Ivy League alums must keep up the fight against on-campus antisemitism
Top donors pulling their funding over antisemitism on campus have spooked elite schools.
Good.
Keep it up.
Ivy League universities are lowering their threshold for donations that can get a prospective student’s application bumped to the top of the pile, reports The Post’s Rikki Schlott; one expert says the new price tag could be as low as $2 million — not chump change, but a tenth the prior rate of $20 million.
Behind the “fire sale”: moves like Victoria’s Secret CEO Les Wexner cutting ties with Harvard, and billionaire Ronald Lauder ending donations to the University of Pennsylvania, as did hedge funders Cliff Asness and David Magerman.
Billionaires Ken Griffin, Bill Ackman and Len Blavatnik have pressured universities to take a stronger stance on antisemitism. Apollo CEO Marc Rowan encouraged other UPenn alumni to end donations.

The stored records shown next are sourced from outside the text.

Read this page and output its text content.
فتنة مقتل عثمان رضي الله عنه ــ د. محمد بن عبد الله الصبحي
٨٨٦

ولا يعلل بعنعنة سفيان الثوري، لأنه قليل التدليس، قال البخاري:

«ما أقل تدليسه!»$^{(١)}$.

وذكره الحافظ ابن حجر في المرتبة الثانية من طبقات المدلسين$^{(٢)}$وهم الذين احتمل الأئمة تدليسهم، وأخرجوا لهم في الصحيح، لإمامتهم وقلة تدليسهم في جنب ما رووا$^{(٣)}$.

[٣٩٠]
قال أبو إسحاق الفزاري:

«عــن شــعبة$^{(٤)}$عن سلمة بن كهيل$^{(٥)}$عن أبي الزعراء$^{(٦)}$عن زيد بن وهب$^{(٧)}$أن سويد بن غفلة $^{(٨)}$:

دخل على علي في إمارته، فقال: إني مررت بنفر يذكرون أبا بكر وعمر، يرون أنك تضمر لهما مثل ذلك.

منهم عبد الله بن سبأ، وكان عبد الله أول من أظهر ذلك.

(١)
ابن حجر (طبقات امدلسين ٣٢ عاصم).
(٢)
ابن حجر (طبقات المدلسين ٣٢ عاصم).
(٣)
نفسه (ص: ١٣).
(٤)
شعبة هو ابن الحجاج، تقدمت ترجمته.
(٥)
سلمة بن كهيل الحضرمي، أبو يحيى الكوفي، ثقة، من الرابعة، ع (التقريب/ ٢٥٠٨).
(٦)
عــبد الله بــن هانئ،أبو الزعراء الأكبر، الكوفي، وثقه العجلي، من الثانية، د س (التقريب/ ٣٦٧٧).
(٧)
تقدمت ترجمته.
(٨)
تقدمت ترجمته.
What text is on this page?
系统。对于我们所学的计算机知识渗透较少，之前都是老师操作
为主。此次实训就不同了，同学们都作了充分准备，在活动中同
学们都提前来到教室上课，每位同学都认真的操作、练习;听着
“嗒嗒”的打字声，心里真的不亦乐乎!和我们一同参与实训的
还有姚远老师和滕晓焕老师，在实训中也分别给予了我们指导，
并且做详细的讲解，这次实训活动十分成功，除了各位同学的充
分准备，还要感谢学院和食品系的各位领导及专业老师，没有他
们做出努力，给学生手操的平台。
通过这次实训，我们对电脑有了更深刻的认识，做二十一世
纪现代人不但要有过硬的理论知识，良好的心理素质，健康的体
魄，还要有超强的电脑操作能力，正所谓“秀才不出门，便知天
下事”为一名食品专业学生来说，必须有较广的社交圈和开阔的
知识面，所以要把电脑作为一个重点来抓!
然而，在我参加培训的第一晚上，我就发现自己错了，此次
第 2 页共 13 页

Selling admission at a lower rate might keep up schools’ income as they wait out the storm.
But the storm shouldn’t end until these schools mend their ways.
Tuesday, Jewish students from MIT, Harvard, NYU and UPenn spoke to the press at a Committee on Education & the Workforce hearing, telling horror stories about their experiences with bigotry on campus: Death threats against an MIT student whose study-group fellows told her that Hamas’ victims at the Nova music festival “deserved to die”; an NYU student assaulted for wearing an Israeli-American flag; UPenn kids huddled in their rooms as other students and professors chant for genocide.
Across the board, the students reported that administrators ignore the abuse of Jewish students.
To be clear: What ails elite campuses isn’t just antisemitism; that’s just one aspect of the race-obsessed hard left’s dominance of modern academia.
No: The eruption of antisemitism should be a wake-up call; donors (large and small) mustn’t fall back asleep once this current crisis is over, not even if a university president or two gets ousted.
Schools that have embraced extremism need rebuilding from the top down: new board majorities committed to protecting minority rights, free speech, diversity of opinion and open discourse.
This also requires ditching the DEI initiatives of recent years, which are all about imposing a single ideology at the expense of true diversity, equity and inclusion.
Academia’s become a cesspool; the only hope for cleaning it up is for donors to put it on a starvation diet.